Discussant: Prof. Johan Dabrosin Söderholm, Dean Faculty of Medicine and Health Sciences, Linkoping University-Sweden

Moderator: Prof. Address Mauakowa Malata, Vice Chancellor, Malawi University of Science and Technology, Lumbe-Malawi

Date:  03 July 2020

Time:  14.00-16.00 East African Standard Time
RUFORUM Secretariat Contact Persons: &


[1] Zumla, A., Ippolito, G., McCloskey, B., Bates, M., Ansumana, R., Heymann, D., Kock, R. and Ntoumi, F., 2017. Enhancing preparedness for tackling new epidemic threats. The Lancet Respiratory Medicine, 5(8), pp.606-608.
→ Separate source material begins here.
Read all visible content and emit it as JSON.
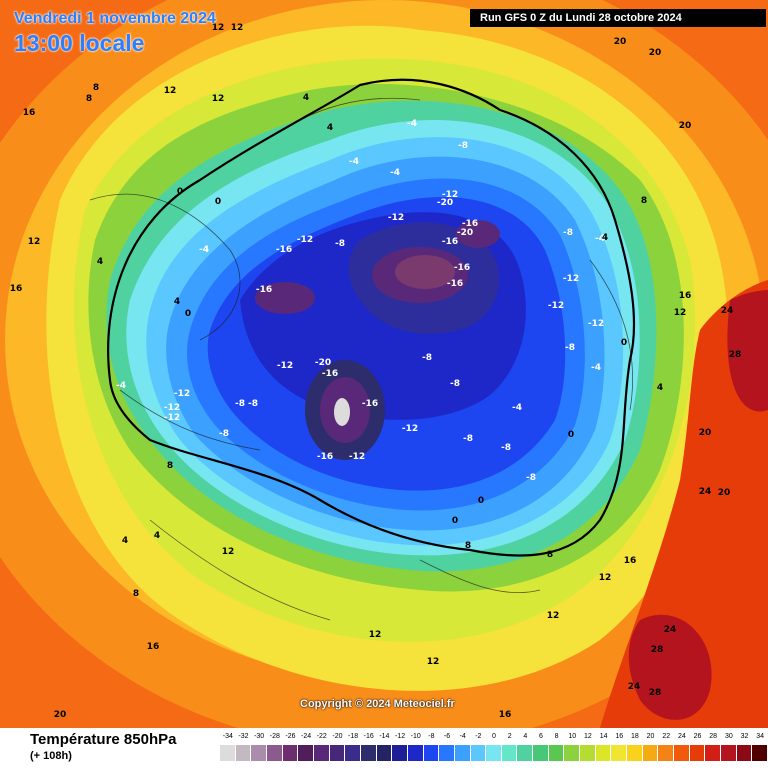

[2] Gilbert, M., Pullano, G., Pinotti, F., Valdano, E., Poletto, C., Boëlle, P.Y., d'Ortenzio, E., Yazdanpanah, Y., Eholie, S.P., Altmann, M. and Gutierrez, B., 2020. Preparedness and vulnerability of African countries against importations of COVID-19: a modelling study. The Lancet, 395(10227), pp.871-877.

[3] Kapata, N., Ihekweazu, C., Ntoumi, F., Raji, T., Chanda-Kapata, P., Mwaba, P., Mukonka, V., Bates, M., Tembo, J., Corman, V. and Mfinanga, S., 2020. Is Africa prepared for tackling the COVID-19 (SARS-CoV-2) epidemic. Lessons from past outbreaks, ongoing pan-African public health efforts, and implications for the future. International Journal of Infectious Diseases, 93, pp.233-236.